Yesterday, the Senate passed a six-year transportation bill that increases spending on highways and transit but only provides three years of funding for that increase. As theWashington Post commented, “only by Washington’s low standards could anyone confuse the Senate’s plan with ‘good government.’”
Meanwhile, House majority leader Kevin McCarthy says the House will ignore the Senate bill in favor of its own five-month extension to the existing transportation law. Since the existing law expires at the end of this week, the two houses are playing a game of chicken to see which one will swerve course first and approve the other house’s bill.
As I noted a couple of weeks ago, the source of the gridlock is Congress’ decision ten years ago to change the Highway Trust Fund from a pay-as-you-go system to one reliant on deficit spending. This led to three factions: one, mostly liberal Democrats, wants to end deficits by raising the gas tax; a second, mostly conservative Republicans, wants to end deficits by reducing spending; and the third, which includes people from both sides of the aisle, wants to keep spending without raising gas taxes.
This third group is no doubt the largest because it is politically the easiest position to take, and is the one responsible for the Senate bill. Gas taxes and other federal highway user fees bring in about $40 billion a year, while Congress is currently spending about $52 billion a year and wants to increase it by at least the rate of inflation. To make up the difference, the Senate bill includes a hodge-podge of ideas such as increasing customs fees and selling oil from the strategic petroleum reserve. As the Post noted, the one thing these sources of funds all have in common is that “none is related to surface transportation.”
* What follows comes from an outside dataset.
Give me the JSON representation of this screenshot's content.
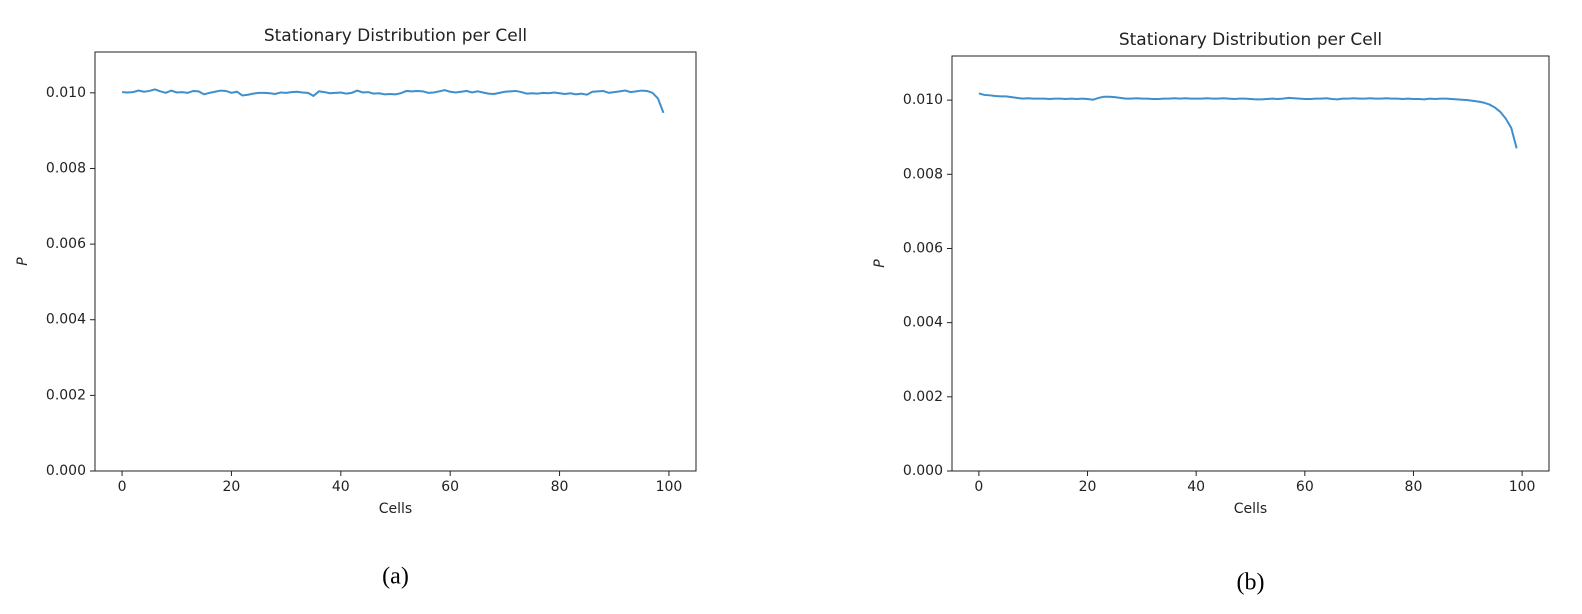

According to the Congressional Budget Office’s analysis, these funding schemes will only be enough to last through 2018, after which Congress will have to find another $51 billion to keep the spending going for another three years. That shortfall alone is probably what killed the bill in the House, though it would be nice to think that House members were also wary of a 1,000-plus-page bill sprung on them at the last minute (scroll down to “SA 2266” or search for “DRIVE Act”).
Naturally, the Senate bill does nothing to fix any of the perverse incentives found in the current law, such as the fund that encourages transit agencies to choose the most expensive, rather than the most effective, transit solution in any corridor. Instead, it rewards transit agencies that have neglected their infrastructure by creating a new “state of good repair fund” to help restore that infrastructure, effectively telling the agencies that they can continue spending on new transit lines they can’t afford to maintain and Congress will bail them out.
These games won’t end until Congress does what is right rather than what is easy by returning to a true, pay-as-you-go system. While I agree with fiscal conservatives who think that the federal government doesn’t need to be involved in most transportation issues in the first place, as long as it is involved, the deficit spending is doing more harm than good by making state and local transportation agencies increasingly reliant on the federal government rather than on user fees. Opponents of the current system need to do more than support immediate devolution; they need to find a strategic path from the current system to one that is more responsive to transportation users.